A results announcement lodged with the ASX shows that furniture retailer Nick Scali has posted a 10% increase in net profit after tax to $41 million in FY18, up from $37.2 million in FY17. The strong result was driven by a 20% increase in gross margin to 62.7% and an 8% rise in total sales to $250.8 million, helped by ten new store openings across FY17 and FY18, up from $232.9 million in FY17.

The power of the spin doctor

An article in the AFR covers Coles' recently reported results, which show the grocer's strongest sales growth for two years and a return to profit growth for the first time since 2016. However, 'strongest' doesn't necessarily mean strong.  The increased sales combined with improving gross margins and cost savings helped Coles deliver only a modest 3% profit growth in the June-half after a 14.1% fall in earnings in the December-half and a 13.4% decline in profits in 2017. A comment has been made that the improving momentum is positive for sentiment ahead of its $20 billion demerger from Wesfarmers, which is expected to be completed in November. We feel that this is just putting a spin on lacklustre results.

Crypto-currencies woes

The Wall Street Journal reported that Bitcoin, the most widely used digital currency, this week fell below $6,000 for the first time since late June.  A broad investor retreat has pushed the market for digital currencies down 70% from its January high, reflecting user frustration over their modest inroads into commerce and a general shakeout in speculative investments.  We have warned repetitively that this bubble will burst, sooner rather than later.

Wesfarmers net profit tumbles 58.3%

Reuters reported that Wesfarmers Ltd posted a 58.3% drop in full-year profit. The results are mainly caused by its failed Bunnings venture in the UK, which forced the retailer to take a A$1.65 billion loss in fiscal 2018. Net profit for the retail-to-mining conglomerate fell to A$1.20 billion for the 12 months to June 30, compared with A$2.87 billion last year.

Amazon opens huge Sydney warehouse

TechRadar reported that Amazon Australia has now opened its second fulfilment centre in Moorebank, Southwest Sydney, close to the M5 motorway, Sydney airport and ports. At 43,000 square metres of indoor space, the new warehouse is nearly twice the size of the Melbourne fulfilment centre. The large space makes room for a wider product range, allowing “thousands of small and medium-sized Australian businesses” to use Amazon’s fulfilment program “to more easily access customers across the country”.

When the predator becomes the prey

The AFR reported that investors in online retailer Shoes of Prey had 87% wiped off the value of their investment as the company faces a last-ditch bid to secure a funding lifeline.

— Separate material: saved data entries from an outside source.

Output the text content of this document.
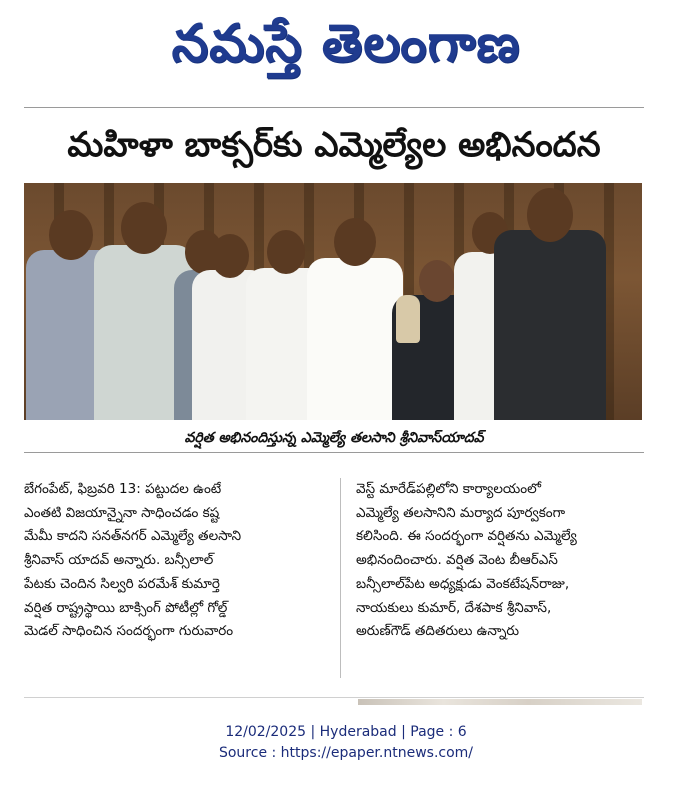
నమస్తే తెలంగాణ
మహిళా బాక్సర్‌కు ఎమ్మెల్యేల అభినందన
వర్షిత అభినందిస్తున్న ఎమ్మెల్యే తలసాని శ్రీనివాస్‌యాదవ్
బేగంపేట్, ఫిబ్రవరి 13: పట్టుదల ఉంటే
ఎంతటి విజయాన్నైనా సాధించడం కష్ట
మేమీ కాదని సనత్‌నగర్ ఎమ్మెల్యే తలసాని
శ్రీనివాస్ యాదవ్ అన్నారు. బన్సీలాల్
పేటకు చెందిన సిల్వరి పరమేశ్ కుమార్తె
వర్షిత రాష్ట్రస్థాయి బాక్సింగ్ పోటీల్లో గోల్డ్
మెడల్ సాధించిన సందర్భంగా గురువారం
వెస్ట్ మారేడ్‌పల్లిలోని కార్యాలయంలో
ఎమ్మెల్యే తలసానిని మర్యాద పూర్వకంగా
కలిసింది. ఈ సందర్భంగా వర్షితను ఎమ్మెల్యే
అభినందించారు. వర్షిత వెంట బీఆర్‌ఎస్
బన్సీలాల్‌పేట అధ్యక్షుడు వెంకటేషన్‌రాజు,
నాయకులు కుమార్, దేశపాక శ్రీనివాస్,
అరుణ్‌గౌడ్ తదితరులు ఉన్నారు
12/02/2025 | Hyderabad | Page : 6
Source : https://epaper.ntnews.com/
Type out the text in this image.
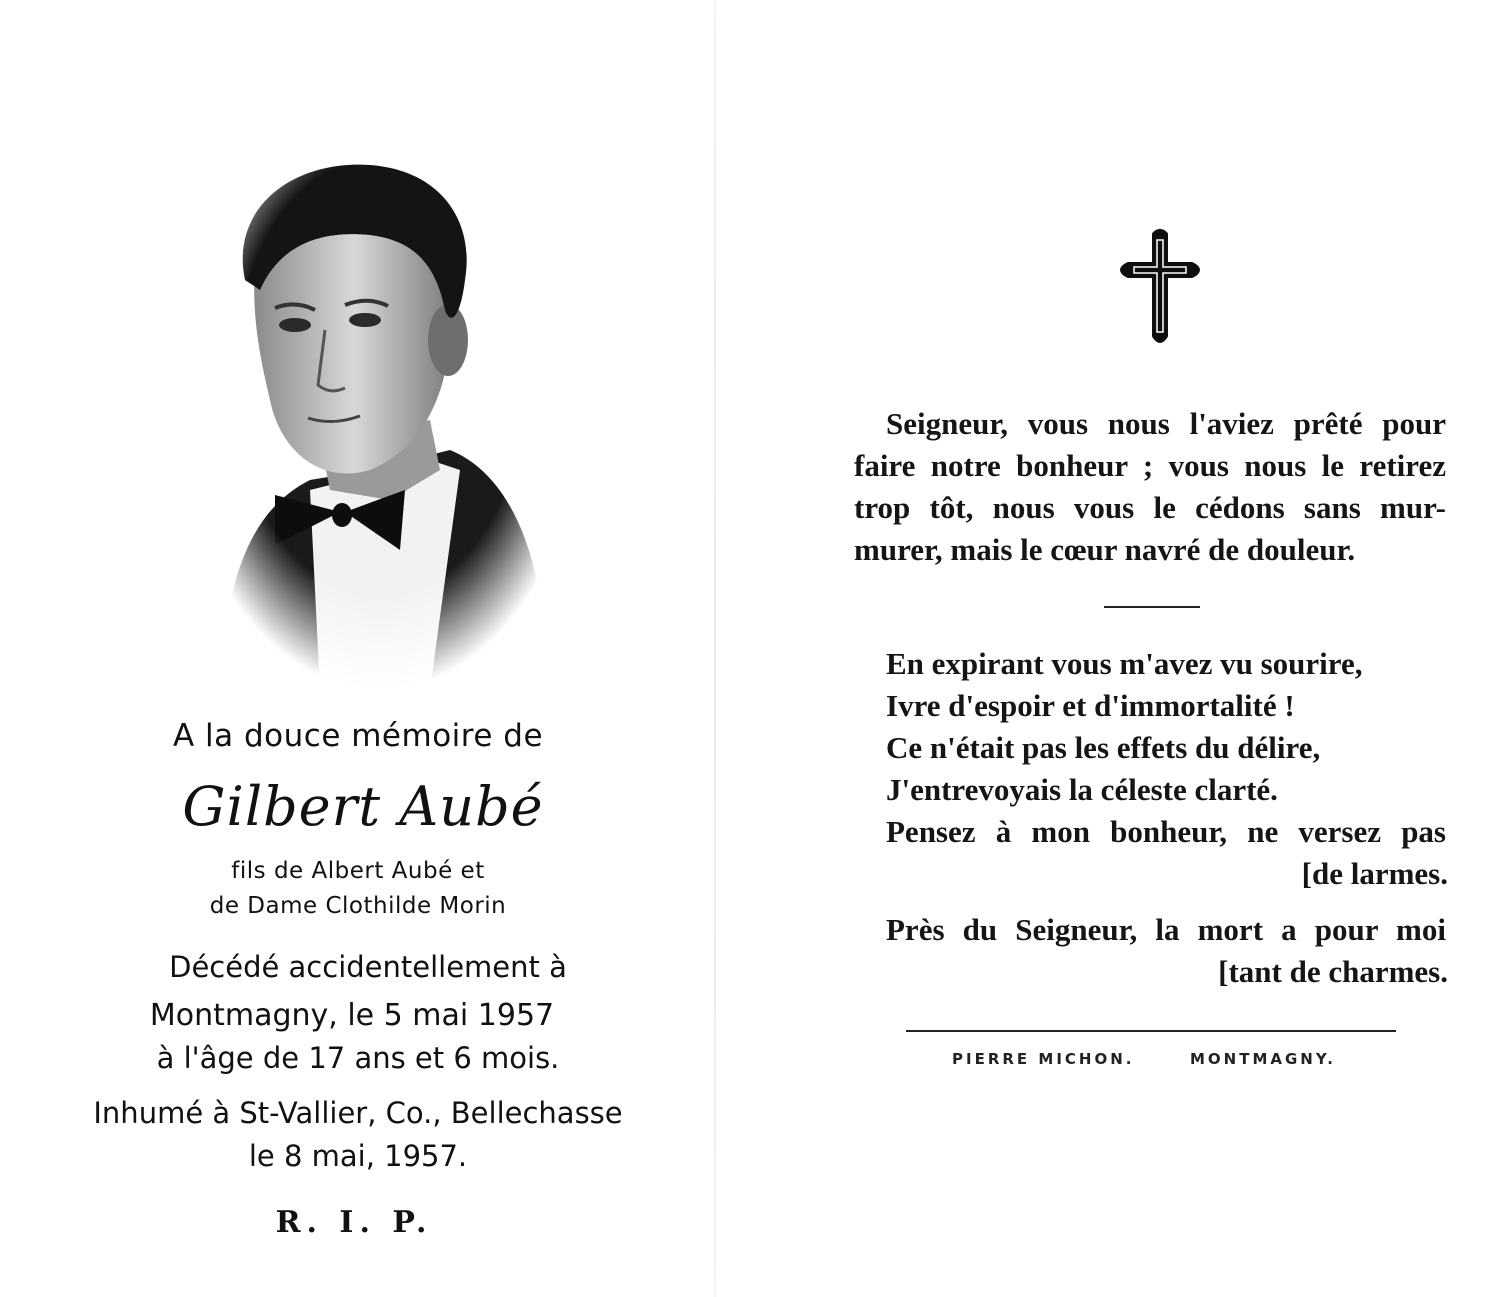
A la douce mémoire de
Gilbert Aubé
fils de Albert Aubé et
de Dame Clothilde Morin
Décédé accidentellement à
Montmagny, le 5 mai 1957
à l'âge de 17 ans et 6 mois.
Inhumé à St-Vallier, Co., Bellechasse
le 8 mai, 1957.
R. I. P.
Seigneur, vous nous l'aviez prêté pour
faire notre bonheur ; vous nous le retirez
trop tôt, nous vous le cédons sans mur-
murer, mais le cœur navré de douleur.
En expirant vous m'avez vu sourire,
Ivre d'espoir et d'immortalité !
Ce n'était pas les effets du délire,
J'entrevoyais la céleste clarté.
Pensez à mon bonheur, ne versez pas
[de larmes.
Près du Seigneur, la mort a pour moi
[tant de charmes.
PIERRE MICHON.	MONTMAGNY.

Founded in 2009, Shoes of Prey was one of Australia's most promising retail startups. However, the company has been forced to change strategies several times - most recently planning to target the "Cinderella" market - people with unusually small or large feet. A fitting metaphor for a business that seems to be struggling to fit into the market.

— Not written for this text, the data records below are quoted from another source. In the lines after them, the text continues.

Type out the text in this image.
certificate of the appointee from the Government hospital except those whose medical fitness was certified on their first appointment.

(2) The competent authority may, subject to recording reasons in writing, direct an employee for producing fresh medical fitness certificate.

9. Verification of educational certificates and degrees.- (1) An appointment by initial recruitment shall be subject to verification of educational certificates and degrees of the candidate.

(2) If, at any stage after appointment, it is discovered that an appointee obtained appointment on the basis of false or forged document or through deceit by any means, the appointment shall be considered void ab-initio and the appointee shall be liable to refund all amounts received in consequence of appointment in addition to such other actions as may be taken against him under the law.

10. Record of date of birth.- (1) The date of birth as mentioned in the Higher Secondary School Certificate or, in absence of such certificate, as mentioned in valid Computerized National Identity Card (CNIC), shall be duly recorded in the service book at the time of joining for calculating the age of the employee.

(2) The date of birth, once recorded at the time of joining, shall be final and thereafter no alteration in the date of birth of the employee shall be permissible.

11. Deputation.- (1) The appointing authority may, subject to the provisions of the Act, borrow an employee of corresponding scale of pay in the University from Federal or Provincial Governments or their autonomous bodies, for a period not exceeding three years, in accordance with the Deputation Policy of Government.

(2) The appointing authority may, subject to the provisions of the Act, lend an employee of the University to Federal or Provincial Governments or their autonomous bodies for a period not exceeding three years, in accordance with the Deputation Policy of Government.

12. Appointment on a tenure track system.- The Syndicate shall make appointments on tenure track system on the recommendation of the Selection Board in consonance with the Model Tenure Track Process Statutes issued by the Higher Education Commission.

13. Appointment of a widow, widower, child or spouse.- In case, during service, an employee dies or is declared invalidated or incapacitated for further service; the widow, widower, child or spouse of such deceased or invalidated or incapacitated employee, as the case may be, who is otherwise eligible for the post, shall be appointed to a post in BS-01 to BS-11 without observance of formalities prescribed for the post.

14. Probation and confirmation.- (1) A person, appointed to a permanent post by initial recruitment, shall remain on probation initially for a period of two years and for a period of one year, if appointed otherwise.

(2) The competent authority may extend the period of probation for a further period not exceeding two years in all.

Strong retail figures from the US

CNBC quoted the NRF commenting that US retail sales in 2018 are forecast to climb higher than what had been expected, thanks to tax reform and other upbeat economic indicators. Retail spending is predicted to climb at least 4.5%, against a prior forecast range of 3.8 to 4.4 %. "Higher wages, gains in disposable income, a strong job market and record-high household net worth have all set the stage for very robust growth in the nation's consumer-driven economy," NRF President and CEO said in a statement. "We knew this would be a good year, but it's turning out to be even better than expected." Wouldn't such news be great in Australia too?